記事監修医師
MYメディカルクリニック横浜みなとみらい 院長 東京大学医学部卒 医学博士日本呼吸器学会認定呼吸器専門医日本内科学会認定総合内科専門医人間ドック学会認定医難病指定医Member of American College of Physicians
山本 康博 先生
2018/8/11 記事改定日: 2019/6/10
記事改定回数:1回
記事監修医師
MYメディカルクリニック横浜みなとみらい 院長 東京大学医学部卒 医学博士日本呼吸器学会認定呼吸器専門医日本内科学会認定総合内科専門医人間ドック学会認定医難病指定医Member of American College of Physicians
山本 康博 先生
牛乳を飲むとお腹を下してしまうことはありませんか? その原因は乳製品をうまく消化できない「乳糖不耐症」によるものかもしれません。
乳糖不耐症は赤ちゃんも大人も発症しますが、下痢が続くと栄養失調や脱水症状に至るケースがあり、赤ちゃんがいる家庭では特に気をつけたい病気です。以下の記事を予防や対処に役立ててください。
乳糖不耐症は消化器官の病気です。牛乳やミルクなどの乳製品には乳糖(ラクトース)という糖質が含まれています。この乳糖を分解する消化酵素(ラクターゼ)の働きが低下すると、小腸のなかで乳糖の消化・吸収がうまくできなくなり、下痢や腹部のけいれん、著しい体重の増減などの症状がみられます。
ラクターゼは歳をとると減少するため、赤ちゃんの頃から乳糖不耐症を発症していると、大人になってからも少量の乳糖で症状があらわれることがあります。
新生児から一歳前後の乳幼児にとって、母乳やミルクは大切な栄養源です。もしもお子さんが乳糖不耐症となったら適切な対応を行う必要があります。ところがお腹の不調は、牛乳アレルギーや食あたりなどほかの原因によることも考えられます。それでは赤ちゃんにどんな症状がみられたら乳糖不耐症の可能性が高いのでしょう。
赤ちゃんが乳糖不耐症になる原因は二種類に分けられます。
消化酵素を作る遺伝子に異常がみられます。ラクターゼを作れない、または作れたとしてもうまく働かないことがあります。赤ちゃんの乳糖不耐症の原因は、おおむね先天性によるものと考えられています。
風邪や胃腸炎などの感染症にかかると腸の粘膜が傷つき、ラクターゼの分泌が低下します。そのため乳糖の消化・吸収がうまくできなくなるのです。二次的乳糖不耐症の症状がみられるのは1~2週間程度から1か月以上までとさまざまですが、次第にラクターゼの働きは正常に戻ります。
赤ちゃんが先天性乳糖不耐症と診断された場合、基本的な対応は食事内容の見直しです。病院から薬が処方されることがありますが、根治を可能とする薬物療法は現在はありません。
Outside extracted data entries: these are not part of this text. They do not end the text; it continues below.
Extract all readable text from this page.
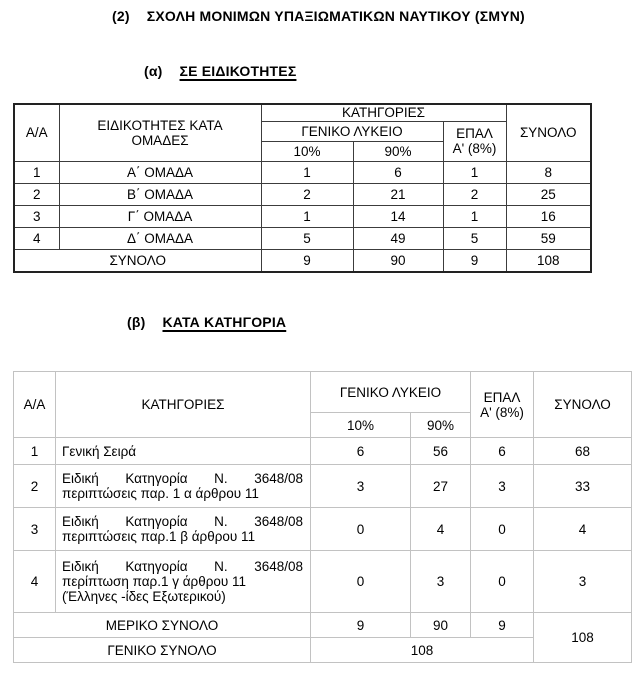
(2) ΣΧΟΛΗ ΜΟΝΙΜΩΝ ΥΠΑΞΙΩΜΑΤΙΚΩΝ ΝΑΥΤΙΚΟΥ (ΣΜΥΝ)
(α) ΣΕ ΕΙΔΙΚΟΤΗΤΕΣ
Α/Α	ΕΙΔΙΚΟΤΗΤΕΣ ΚΑΤΑ ΟΜΑΔΕΣ	ΚΑΤΗΓΟΡΙΕΣ			ΣΥΝΟΛΟ
		ΓΕΝΙΚΟ ΛΥΚΕΙΟ		ΕΠΑΛ
Α' (8%)	

		10%	90%		
1	Α΄ ΟΜΑΔΑ	1	6	1	8
2	Β΄ ΟΜΑΔΑ	2	21	2	25
3	Γ΄ ΟΜΑΔΑ	1	14	1	16
4	Δ΄ ΟΜΑΔΑ	5	49	5	59
ΣΥΝΟΛΟ		9	90	9	108
(β) ΚΑΤΑ ΚΑΤΗΓΟΡΙΑ
Α/Α	ΚΑΤΗΓΟΡΙΕΣ	ΓΕΝΙΚΟ ΛΥΚΕΙΟ		ΕΠΑΛ
Α' (8%)	ΣΥΝΟΛΟ
		10%	90%		
1	Γενική Σειρά	6	56	6	68
2	Ειδική Κατηγορία Ν. 3648/08
περιπτώσεις παρ. 1 α άρθρου 11	3	27	3	33
3	Ειδική Κατηγορία Ν. 3648/08
περιπτώσεις παρ.1 β άρθρου 11	0	4	0	4
4	Ειδική Κατηγορία Ν. 3648/08
περίπτωση παρ.1 γ άρθρου 11
(Έλληνες -ίδες Εξωτερικού)	0	3	0	3
ΜΕΡΙΚΟ ΣΥΝΟΛΟ		9	90	9	108
ΓΕΝΙΚΟ ΣΥΝΟΛΟ		108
乳糖を取り除いた食事に気をつけることで症状は避けることができますが、赤ちゃんの食事が母乳か粉ミルクかで対応は異なります。
母乳は消化にやさしく腸内環境を整える成分が入っているため、直ちに授乳を中止しなければいけないというわけではありません。
注意したいのは、お母さんが摂取した乳糖が母乳にも含まれるという点です。授乳中は牛乳や卵、大豆といった乳製品を控えめにしましょう。
授乳を中止し、乳糖不配合ミルクに切り替えます。
母乳とミルクの量を少しずつ減らしてみます。離乳食の内容は、牛などの動物に由来した乳製品(牛乳やヨーグルト)を制限しましょう。
冷たい食べ物・飲み物を避けて、消化器官への負担を和らげます。また、乳製品を制限したことでカルシウムが不足することがあります。離乳食を与えているなら、意識的にカルシウムを含む食品を食事に取り入れることもおすすめです。さらに、下痢が続いた赤ちゃんのおしりはかぶれやすくなりがちです。おむつ替えをやさしく丁寧にして、赤ちゃんが感じる不快感を和らげましょう。
赤ちゃんが乳糖不耐症のときには、母乳や通常の粉ミルクにも乳糖が含まれるため下痢などを引き起こすことがあります。このため、無乳糖のミルクを使用する必要があります。
乳糖不耐症に対する薬剤にはガラクターゼの活性を促すβ-ガラクトシターゼ製剤が使用されることがありますが、先天性の乳糖不耐症には効果が少ないため使用されることはあまりありません。
母乳やミルクは乳幼児の成長には欠かせない栄養です。赤ちゃんの便に異常を感じたら早めの受診をおすすめします。また、乳糖不耐症に伴う栄養バランスの崩れやおしりのかぶれも、気にかけてあげましょう。